Coolest Cooler
- Developer: Ryan Grepper
- Released: 24 July 2015
- Discontinued: 06 December 2019
- Sound: Bluetooth water-resistant speaker
- Input: 2x USB charging port (5 volts, 1 amp & 2.1 amp)
- Power: 20V Rechargeable lithium ion battery
- Website: Kickstarter page

= Coolest Cooler =

Multi-function cooler funded through crowdfunding

The Coolest Cooler was a multi-function cooler that was initially funded through the crowdfunding website Kickstarter. In the summer of 2014, Ryan Grepper raised over $13 million, making it the most funded Kickstarter campaign of 2014. In December 2019, the company announced that it was closing, with over 20,000 of the 62,642 original backers never receiving a cooler. The project came to be regarded as Kickstarter's largest failure.

== Crowdfunding ==
Grepper was a product developer from Portland, Oregon. He first tried to raise funding for the product in November 2013 but fell short of the $125,000 goal and failed to secure any funding. He launched a second campaign on July 8, 2014, and critics attribute the success of the second Kickstarter campaign to the timing. The Coolest received extensive press coverage when it topped the funding goals of the Pebble watch, and ended the campaign in August with $13,285,226 and 62,642 backers, making it the most-funded Kickstarter campaign of 2014.

== Background ==
Grepper designed the Coolest, initially using a weed whacker to build a portable gas-powered blender. He subsequently re-engineered a cooler with a car stereo to bring to an Independence Day beach party for friends. Grepper has said that improvements in technology and the reduced size of components made him realize that the multi-function cooler could be engineered as a consumer product, and he developed a prototype using 3D printing technology.

==Features==
It includes an ice-crushing blender, a Bluetooth water-resistant speaker, a USB charging port, LED lamps, a bottle opener with magnetic cap catch, plates, knife, corkscrew and a removable divider that can also be used as a cutting board. The split lid design is made with steel hinges and includes cup-holders.

The cooler's hexagonal shape has a 55+ quart capacity.
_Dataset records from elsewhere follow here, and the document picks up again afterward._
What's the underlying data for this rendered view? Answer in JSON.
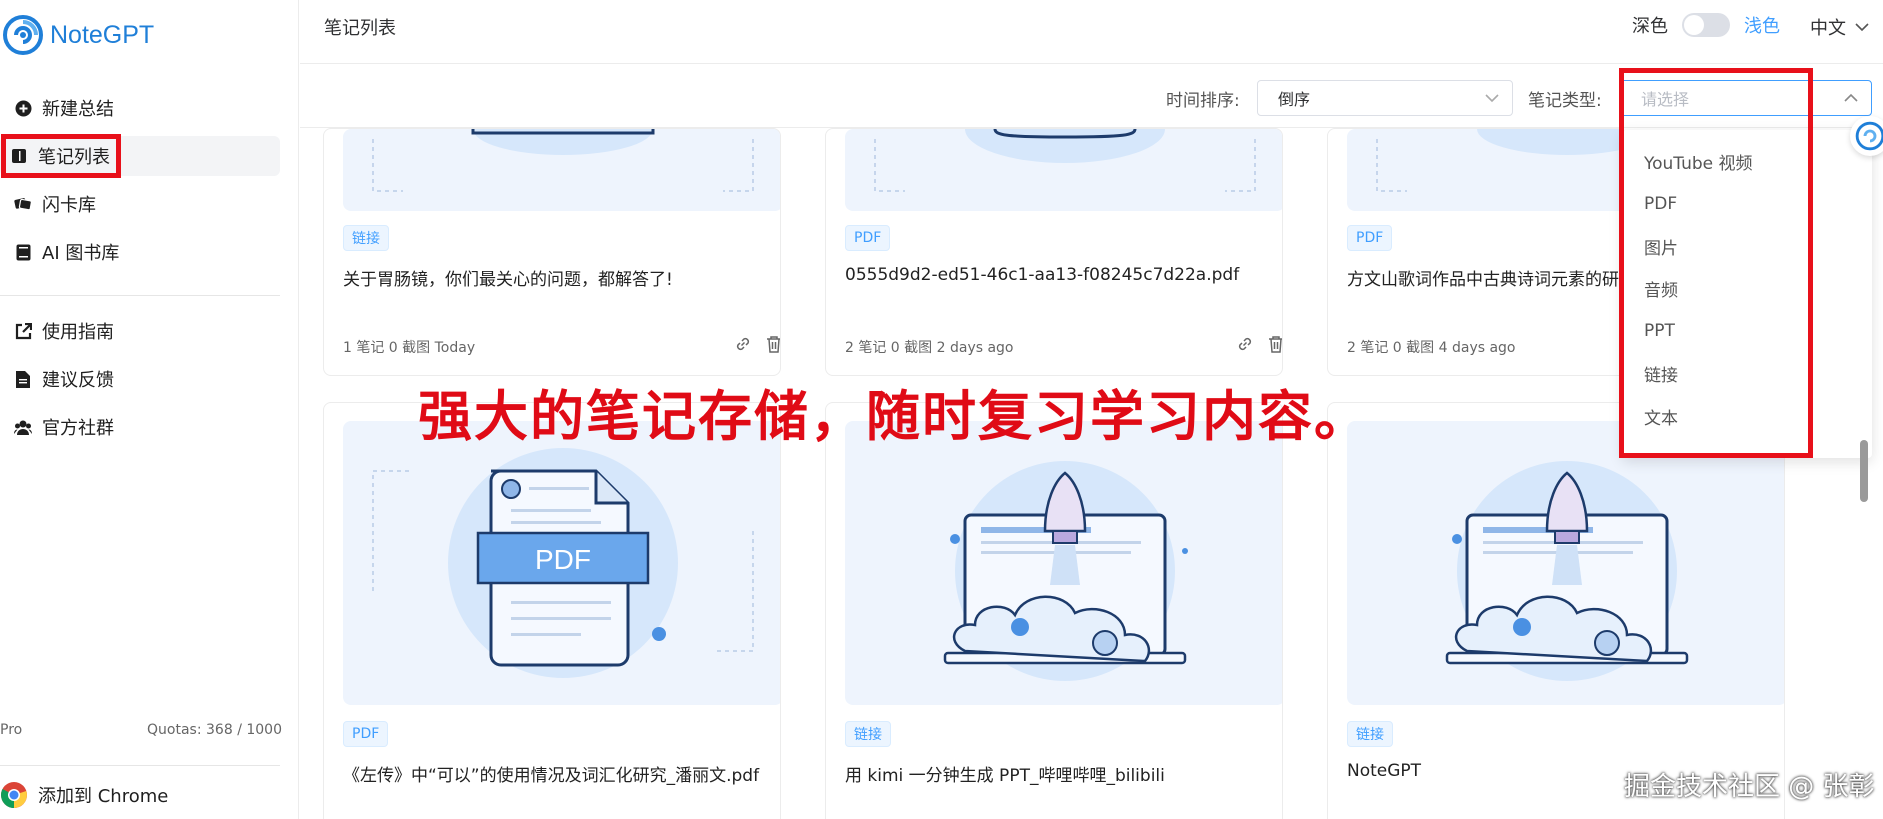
{
  "app": {
    "name": "NoteGPT",
    "brand_color": "#1f7fd8",
    "accent": "#409eff",
    "highlight": "#e8101a"
  },
  "sidebar": {
    "items": [
      {
        "label": "新建总结",
        "icon": "plus-circle-icon"
      },
      {
        "label": "笔记列表",
        "icon": "book-icon",
        "active": true
      },
      {
        "label": "闪卡库",
        "icon": "cards-icon"
      },
      {
        "label": "AI 图书库",
        "icon": "library-icon"
      }
    ],
    "items2": [
      {
        "label": "使用指南",
        "icon": "external-link-icon"
      },
      {
        "label": "建议反馈",
        "icon": "document-icon"
      },
      {
        "label": "官方社群",
        "icon": "community-icon"
      }
    ],
    "plan": "Pro",
    "quota": "Quotas: 368 / 1000",
    "chrome": "添加到 Chrome"
  },
  "header": {
    "title": "笔记列表",
    "dark_label": "深色",
    "light_label": "浅色",
    "lang": "中文"
  },
  "filters": {
    "sort_label": "时间排序:",
    "sort_value": "倒序",
    "type_label": "笔记类型:",
    "type_placeholder": "请选择"
  },
  "dropdown": {
    "options": [
      "YouTube 视频",
      "PDF",
      "图片",
      "音频",
      "PPT",
      "链接",
      "文本"
    ]
  },
  "cards": [
    {
      "tag": "链接",
      "title": "关于胃肠镜，你们最关心的问题，都解答了!",
      "meta": "1 笔记  0 截图  Today"
    },
    {
      "tag": "PDF",
      "title": "0555d9d2-ed51-46c1-aa13-f08245c7d22a.pdf",
      "meta": "2 笔记  0 截图  2 days ago"
    },
    {
      "tag": "PDF",
      "title": "方文山歌词作品中古典诗词元素的研究",
      "meta": "2 笔记  0 截图  4 days ago"
    },
    {
      "tag": "PDF",
      "title": "《左传》中“可以”的使用情况及词汇化研究_潘丽文.pdf",
      "thumb_text": "PDF"
    },
    {
      "tag": "链接",
      "title": "用 kimi 一分钟生成 PPT_哔哩哔哩_bilibili"
    },
    {
      "tag": "链接",
      "title": "NoteGPT"
    }
  ],
  "banner": "强大的笔记存储，随时复习学习内容。",
  "watermark": "掘金技术社区 @ 张彰"
}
The cooler is powered by a rechargeable lithium-ion battery and the removable Bluetooth speaker is also rechargeable and can be paired with a second speaker up to 30 feet away.

== Development and delays ==
When Grepper launched the Kickstarter campaign for the Coolest, the company planned to deliver to backers their Coolest reward in February 2015. The success of the campaign significantly increased demand, and they were being made in China. Due to the change in quantity, complexity of shipping, logistics and certification processes, production took longer than expected. In February 2015, the company announced a postponement to July 2015. Grepper cited improvements and upgrades as partial reasons for the delay in a post on the company's blog.

The first units were shipped in July 2015 and by November 2015 tens of thousands of backers received their coolers. The company estimated it would clear the large backlog by April 2016. During a live-streamed web conference in March 2016, Grepper admitted production had stopped and he was seeking an additional $15 million, one third of which would be put toward meeting 36,000 outstanding orders from backers. In April 2016, Grepper added an option to spend $97 to get expedited shipping on the backer's delayed coolers. In May 2016, it was reported that more than 10,000 backers supported this option and production resumed in China. The company said it would fund delivery of the remaining 26,000 backer rewards from profits from retail sales.

In September 2016, after receiving 315 consumer complaints that year, the Oregon Department of Justice confirmed it was investigating Coolest Cooler for possible violations of the state's Unlawful Trade Practices Act.

As of February 2017, many backers were still waiting, but Coolest said they would use funds from sales on their website to deliver coolers to backers at the rate of 30-50 per week. In June 2017, Coolest LLC entered into an agreement with the Oregon Department of Justice that specified the plan for fulfilling the remaining Kickstarter Backer rewards.

In December 2019, Grepper and Coolest LLC, announced they were ceasing operations and would comply with the Oregon Department of Justice agreement. More than 20,000 backers who didn't receive a cooler were told they could claim $20 back, leaving them significantly out of pocket compared to the original purchase price of around $200.